Jiaji Huang – Research Summary

About this Page

Blocks on this page summarize my most representative research works. Each of them is a blend of theory and applications, unveiling and exploiting the property of high dimensional spaces.


Bertology: Interpret and Improve Language Models

alt text 

Pretrained Language Models (LM), e.g., BERT, are very successful. However, it is still mysterious why they can generalize so well. The joint force of interpretability and language modeling has created a new research community called Bertology.

Probing tasks are widely used in Bertology. That is, applying an LM to a probing task. If the LM works well, then we would agree that task-relevant information (e.g., syntatic, semantic) is captured. In other words, “probing” is an extrinsic approach. It attempts to understand a blackbox (the LM) via another box (the probing task) that is “less black”.

Different from probing, we take a more intrinsic approach, through comparing and contrasting the LMs. We discover interesting similarity patterns among a zoo of LMs. The left figure is one visualization of the similarities among 34 language models (downloadable from huggingface model hub). The pattern hints on many possibilities of practical interests, e.g., picking the right LM for your tasks (see our Neurips2021 paper). In addition, intriguing similarity pattern also exists inside the building blocks of an LM. For example, among attention heads. One immediate follow-up question is, “can we prune the LMs more effectively by taking advantage of this similarity pattern?”

This onging effort connects to many fields in machine learning and NLP. Other than the above mentioned applications, it also seeks to answer fundamental questions in transferability and learning dynamics.

Paper(s)

J. Huang, Q. Qiu, and K. W. Church.

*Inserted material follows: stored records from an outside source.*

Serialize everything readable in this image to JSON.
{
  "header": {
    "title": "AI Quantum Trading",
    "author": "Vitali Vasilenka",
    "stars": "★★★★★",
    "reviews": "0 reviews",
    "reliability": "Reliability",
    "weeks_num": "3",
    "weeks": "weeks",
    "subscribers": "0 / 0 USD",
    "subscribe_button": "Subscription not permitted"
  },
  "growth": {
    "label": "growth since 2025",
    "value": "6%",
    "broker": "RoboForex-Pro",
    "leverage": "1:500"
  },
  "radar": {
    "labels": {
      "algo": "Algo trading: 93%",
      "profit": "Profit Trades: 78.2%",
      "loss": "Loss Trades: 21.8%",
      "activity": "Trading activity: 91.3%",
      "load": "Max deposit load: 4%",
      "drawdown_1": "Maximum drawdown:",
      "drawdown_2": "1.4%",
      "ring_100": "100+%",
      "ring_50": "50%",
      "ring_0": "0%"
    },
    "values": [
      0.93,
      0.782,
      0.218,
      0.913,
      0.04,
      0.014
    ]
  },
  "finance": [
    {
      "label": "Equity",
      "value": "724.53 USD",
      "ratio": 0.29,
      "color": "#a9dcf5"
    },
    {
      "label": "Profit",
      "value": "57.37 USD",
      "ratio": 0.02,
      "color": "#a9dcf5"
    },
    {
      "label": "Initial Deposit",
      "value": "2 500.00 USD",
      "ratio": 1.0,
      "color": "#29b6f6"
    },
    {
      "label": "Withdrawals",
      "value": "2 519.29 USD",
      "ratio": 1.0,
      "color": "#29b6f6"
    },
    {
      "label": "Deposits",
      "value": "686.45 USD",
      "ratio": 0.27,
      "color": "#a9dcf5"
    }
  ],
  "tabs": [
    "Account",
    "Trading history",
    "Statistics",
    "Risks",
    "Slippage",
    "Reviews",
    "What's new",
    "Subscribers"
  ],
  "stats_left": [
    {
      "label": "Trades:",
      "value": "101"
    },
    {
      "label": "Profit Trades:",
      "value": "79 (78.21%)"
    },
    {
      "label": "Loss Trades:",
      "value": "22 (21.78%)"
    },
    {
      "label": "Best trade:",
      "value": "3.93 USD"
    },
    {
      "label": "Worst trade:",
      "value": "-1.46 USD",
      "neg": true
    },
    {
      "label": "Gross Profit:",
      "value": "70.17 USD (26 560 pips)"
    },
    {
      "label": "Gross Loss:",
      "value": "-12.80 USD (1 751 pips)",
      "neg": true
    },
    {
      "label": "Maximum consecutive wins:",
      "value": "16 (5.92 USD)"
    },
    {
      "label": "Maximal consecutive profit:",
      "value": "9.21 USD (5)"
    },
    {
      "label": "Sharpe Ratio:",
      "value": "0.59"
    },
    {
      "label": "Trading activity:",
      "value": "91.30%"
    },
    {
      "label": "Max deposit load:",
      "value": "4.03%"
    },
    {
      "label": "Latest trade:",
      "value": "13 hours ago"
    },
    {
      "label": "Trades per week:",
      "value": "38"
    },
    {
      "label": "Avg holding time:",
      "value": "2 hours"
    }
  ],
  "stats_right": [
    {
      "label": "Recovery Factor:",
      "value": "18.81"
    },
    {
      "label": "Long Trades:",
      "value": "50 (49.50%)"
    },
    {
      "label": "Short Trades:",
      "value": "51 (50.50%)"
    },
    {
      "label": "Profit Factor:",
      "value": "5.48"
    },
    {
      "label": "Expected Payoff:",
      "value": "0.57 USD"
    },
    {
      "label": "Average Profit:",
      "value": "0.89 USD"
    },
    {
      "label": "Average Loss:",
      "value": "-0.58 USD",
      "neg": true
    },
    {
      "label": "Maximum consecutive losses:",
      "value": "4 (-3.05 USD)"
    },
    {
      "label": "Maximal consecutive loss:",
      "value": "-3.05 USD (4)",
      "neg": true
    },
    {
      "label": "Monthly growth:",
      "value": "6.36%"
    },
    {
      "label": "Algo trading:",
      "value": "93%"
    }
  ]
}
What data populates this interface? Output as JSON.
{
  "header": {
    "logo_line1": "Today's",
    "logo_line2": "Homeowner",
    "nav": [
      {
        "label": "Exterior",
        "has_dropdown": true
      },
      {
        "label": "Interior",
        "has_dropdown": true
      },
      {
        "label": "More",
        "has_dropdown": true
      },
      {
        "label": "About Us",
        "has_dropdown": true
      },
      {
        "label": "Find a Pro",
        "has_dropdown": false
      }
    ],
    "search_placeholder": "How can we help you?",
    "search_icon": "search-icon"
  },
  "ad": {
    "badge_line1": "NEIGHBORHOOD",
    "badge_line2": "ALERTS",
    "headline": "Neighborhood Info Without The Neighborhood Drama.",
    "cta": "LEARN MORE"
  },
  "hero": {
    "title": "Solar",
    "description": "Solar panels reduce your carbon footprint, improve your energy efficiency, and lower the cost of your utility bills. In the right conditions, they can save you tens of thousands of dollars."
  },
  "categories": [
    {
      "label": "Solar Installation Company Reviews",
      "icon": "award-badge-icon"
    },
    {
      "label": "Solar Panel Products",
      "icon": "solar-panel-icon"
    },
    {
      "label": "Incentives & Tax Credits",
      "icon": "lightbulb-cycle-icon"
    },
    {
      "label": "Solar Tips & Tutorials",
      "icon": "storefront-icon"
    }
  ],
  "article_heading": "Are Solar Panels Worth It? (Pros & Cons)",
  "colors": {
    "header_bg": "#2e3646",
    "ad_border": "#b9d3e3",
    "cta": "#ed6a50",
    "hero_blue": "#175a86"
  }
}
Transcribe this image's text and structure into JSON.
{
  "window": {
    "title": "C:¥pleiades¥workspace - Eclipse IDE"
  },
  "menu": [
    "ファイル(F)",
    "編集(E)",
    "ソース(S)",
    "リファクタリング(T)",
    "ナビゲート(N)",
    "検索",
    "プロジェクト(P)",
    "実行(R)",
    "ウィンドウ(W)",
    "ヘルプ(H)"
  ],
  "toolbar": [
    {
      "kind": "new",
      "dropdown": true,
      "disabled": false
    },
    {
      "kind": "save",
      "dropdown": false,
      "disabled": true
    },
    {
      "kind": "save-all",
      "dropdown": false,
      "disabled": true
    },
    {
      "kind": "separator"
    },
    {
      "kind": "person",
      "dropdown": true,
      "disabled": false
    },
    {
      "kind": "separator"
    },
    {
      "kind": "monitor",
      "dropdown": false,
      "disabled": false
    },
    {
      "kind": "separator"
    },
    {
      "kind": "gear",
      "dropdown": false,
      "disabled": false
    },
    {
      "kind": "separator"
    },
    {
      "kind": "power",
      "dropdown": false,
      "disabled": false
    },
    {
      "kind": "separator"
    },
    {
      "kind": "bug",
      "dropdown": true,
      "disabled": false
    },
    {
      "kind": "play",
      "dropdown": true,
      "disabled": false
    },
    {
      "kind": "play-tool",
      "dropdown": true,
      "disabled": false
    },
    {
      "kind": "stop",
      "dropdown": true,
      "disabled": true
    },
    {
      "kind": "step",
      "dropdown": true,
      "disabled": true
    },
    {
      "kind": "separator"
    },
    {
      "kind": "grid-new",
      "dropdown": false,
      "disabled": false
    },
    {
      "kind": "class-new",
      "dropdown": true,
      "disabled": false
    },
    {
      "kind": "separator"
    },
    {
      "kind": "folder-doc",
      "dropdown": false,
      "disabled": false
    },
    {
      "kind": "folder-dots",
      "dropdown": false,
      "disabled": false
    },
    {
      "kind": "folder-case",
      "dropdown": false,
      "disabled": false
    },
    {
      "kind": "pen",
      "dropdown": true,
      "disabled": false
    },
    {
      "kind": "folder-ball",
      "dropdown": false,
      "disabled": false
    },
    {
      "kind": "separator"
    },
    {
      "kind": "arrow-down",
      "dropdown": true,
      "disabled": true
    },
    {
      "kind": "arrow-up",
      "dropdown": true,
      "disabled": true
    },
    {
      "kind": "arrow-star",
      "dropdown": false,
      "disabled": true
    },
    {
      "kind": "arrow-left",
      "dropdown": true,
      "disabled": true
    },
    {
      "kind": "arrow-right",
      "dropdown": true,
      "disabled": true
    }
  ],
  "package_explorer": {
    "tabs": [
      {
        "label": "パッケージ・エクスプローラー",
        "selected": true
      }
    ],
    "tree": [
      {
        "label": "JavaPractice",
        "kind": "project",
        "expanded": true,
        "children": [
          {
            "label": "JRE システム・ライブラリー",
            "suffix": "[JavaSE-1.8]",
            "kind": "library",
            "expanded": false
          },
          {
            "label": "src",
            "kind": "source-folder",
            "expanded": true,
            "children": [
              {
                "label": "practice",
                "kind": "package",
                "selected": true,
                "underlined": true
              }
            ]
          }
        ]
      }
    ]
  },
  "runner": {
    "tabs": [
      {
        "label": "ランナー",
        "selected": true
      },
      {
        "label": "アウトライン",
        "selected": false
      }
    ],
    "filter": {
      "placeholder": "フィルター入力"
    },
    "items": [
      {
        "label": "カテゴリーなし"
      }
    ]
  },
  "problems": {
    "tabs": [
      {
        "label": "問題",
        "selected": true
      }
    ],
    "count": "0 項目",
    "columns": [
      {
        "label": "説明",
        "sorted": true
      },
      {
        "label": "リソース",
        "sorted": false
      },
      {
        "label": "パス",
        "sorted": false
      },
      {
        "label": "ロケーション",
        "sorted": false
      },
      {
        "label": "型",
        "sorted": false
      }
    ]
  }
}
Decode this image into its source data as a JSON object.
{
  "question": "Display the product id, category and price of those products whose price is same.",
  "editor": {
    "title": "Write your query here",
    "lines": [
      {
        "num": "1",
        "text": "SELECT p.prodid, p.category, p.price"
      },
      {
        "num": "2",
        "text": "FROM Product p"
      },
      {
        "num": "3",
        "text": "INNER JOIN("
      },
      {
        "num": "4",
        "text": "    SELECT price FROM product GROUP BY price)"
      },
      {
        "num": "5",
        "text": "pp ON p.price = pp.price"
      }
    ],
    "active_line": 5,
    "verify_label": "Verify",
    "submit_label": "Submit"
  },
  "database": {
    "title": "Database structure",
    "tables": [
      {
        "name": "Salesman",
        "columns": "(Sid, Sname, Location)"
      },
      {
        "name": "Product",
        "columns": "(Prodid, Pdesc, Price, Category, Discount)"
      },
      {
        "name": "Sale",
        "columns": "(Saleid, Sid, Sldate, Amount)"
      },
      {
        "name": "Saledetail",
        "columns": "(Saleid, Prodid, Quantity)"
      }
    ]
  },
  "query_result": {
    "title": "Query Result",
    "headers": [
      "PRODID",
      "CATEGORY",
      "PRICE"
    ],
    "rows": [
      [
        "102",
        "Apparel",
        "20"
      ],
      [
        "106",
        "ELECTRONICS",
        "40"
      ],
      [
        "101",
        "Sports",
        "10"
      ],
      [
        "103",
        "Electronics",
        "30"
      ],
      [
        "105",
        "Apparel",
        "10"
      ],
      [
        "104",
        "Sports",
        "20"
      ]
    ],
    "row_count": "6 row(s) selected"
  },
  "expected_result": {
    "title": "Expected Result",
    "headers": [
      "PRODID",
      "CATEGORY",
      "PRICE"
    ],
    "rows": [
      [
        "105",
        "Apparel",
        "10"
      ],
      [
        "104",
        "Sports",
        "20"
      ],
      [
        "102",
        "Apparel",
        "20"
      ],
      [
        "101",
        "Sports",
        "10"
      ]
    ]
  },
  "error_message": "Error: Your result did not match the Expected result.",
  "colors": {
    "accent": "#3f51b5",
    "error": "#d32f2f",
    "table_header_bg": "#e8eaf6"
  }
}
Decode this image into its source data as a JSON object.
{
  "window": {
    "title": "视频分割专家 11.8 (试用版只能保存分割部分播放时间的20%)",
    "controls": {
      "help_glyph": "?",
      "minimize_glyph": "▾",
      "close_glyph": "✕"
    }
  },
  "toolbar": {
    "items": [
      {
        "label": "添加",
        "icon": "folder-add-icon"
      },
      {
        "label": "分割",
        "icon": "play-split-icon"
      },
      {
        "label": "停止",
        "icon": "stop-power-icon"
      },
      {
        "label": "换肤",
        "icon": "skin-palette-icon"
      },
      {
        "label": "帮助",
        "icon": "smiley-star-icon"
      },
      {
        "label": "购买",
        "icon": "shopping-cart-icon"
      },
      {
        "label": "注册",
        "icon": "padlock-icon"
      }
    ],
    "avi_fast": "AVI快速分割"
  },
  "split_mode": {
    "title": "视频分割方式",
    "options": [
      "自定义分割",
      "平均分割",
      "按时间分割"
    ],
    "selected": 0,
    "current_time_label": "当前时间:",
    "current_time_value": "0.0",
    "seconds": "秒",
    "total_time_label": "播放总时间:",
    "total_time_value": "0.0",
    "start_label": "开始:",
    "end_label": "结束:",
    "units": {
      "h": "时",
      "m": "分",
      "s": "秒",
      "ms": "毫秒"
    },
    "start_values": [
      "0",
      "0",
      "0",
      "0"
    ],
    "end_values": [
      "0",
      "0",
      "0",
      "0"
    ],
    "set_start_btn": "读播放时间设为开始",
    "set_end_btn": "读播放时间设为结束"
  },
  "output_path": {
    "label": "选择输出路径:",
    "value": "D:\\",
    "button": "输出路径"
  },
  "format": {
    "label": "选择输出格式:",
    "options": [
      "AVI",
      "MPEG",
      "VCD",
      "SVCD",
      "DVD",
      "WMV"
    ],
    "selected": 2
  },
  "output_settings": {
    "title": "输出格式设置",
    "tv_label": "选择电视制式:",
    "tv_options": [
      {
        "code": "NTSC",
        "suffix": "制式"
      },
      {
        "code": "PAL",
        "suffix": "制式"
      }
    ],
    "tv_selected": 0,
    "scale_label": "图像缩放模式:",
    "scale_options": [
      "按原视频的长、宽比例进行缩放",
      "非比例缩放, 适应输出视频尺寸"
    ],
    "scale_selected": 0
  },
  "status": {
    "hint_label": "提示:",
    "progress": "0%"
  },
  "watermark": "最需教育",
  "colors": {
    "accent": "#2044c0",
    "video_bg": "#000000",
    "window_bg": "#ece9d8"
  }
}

Exploiting a Zoo of Checkpoints for Unseen Tasks. In Neurips, 2021.   [PDF]

X. Cai, J. Huang, Y. Bian, K. W. Church. Isotropy in the contextual embedding space: Clusters and manifolds. In ICLR, 2021.   [PDF]

Y. Bian, J. Huang, X. Cai, J. Yuan and K. W. Church. On attention redundancy: A comprehensive study. In NAACL, 2021.   [PDF]


Retrieval: Beyond Nearest Neighbor Search

alt text 

Nearest Neighbor (NN) search may be the most general and widely applied retrieval method in multi-dimensional feature spaces. However, NN is often degraded by a phenomenon called hubness. Hubness is a tendency in high dimensional space that some data points, called “hubs”, are suspiciously close to many others. As a result, NN search may retrieve these “hubby” points more often than they should be.

Earlier works, Inverted SoFtmax (ISF, 2017) and Cross-domain Similarity Local Scaling (CSLS, 2018) are heurestics that mitigate hubness and improve upon NN for bilingual lexicon induction tasks. Nevertheless, still missing are a rigorious formulation and a thorough understanding of the hubness-reduction problem.

The proposed Hubless Nearest Neighbor (HNN) search hinges upon an Equal Preference Assumption. We observe that the assumption approximately holds for bilingual lexicon induction between languages that share their origins. Essentially, it is a constraint that all items in the gallery are equally likely to be retrieved. The retrieval task is then re-formulated into a linear assignment problem. By relaxing its objective function, we can further derive an efficient solver that is parallelizable over GPUs.

The above figure is a comparison of measures of hubness after applying NN, ISF, CSLS and the proposed HNN. A long tail indicates that there exist some items being retrieved for excessive number of times. HNN has the shortest tail, therefore the most reducion of hubness.

Hubness is still an open problem that daunts the high dimensional feature space. This research may impact other areas where retrieval is involved, e.g., few-shot learning, epsodic memory models.

Paper(s)

J. Huang, Q. Qiu and K. W. Church. Hubless Nearest Neighbor Search for Bilingual Lexicon Induction. In Annual Meeting of the Association for Computational Linguistics (ACL), 2019.  [PDF] [Supplementary] [Code] [Blogpost]

J. Huang, X. Cai and K. W. Church. Improving Bilingual Lexicon Induction for Low Frequency Words. In proceedings of the 2020 Conference on Empirical Methods in Natural Language Processing (EMNLP), 2020.   [PDF] [Talk]


Robustness and Generalization of Deep Neural Networks

alt text 

Deep neural networks have proved very successful in domains where large training sets are available, but when the number of training samples is small, their performance suffers from overfitting. To reduce overfitting, people have proposed various data independent regularizations, e.g. weight decay, dropout.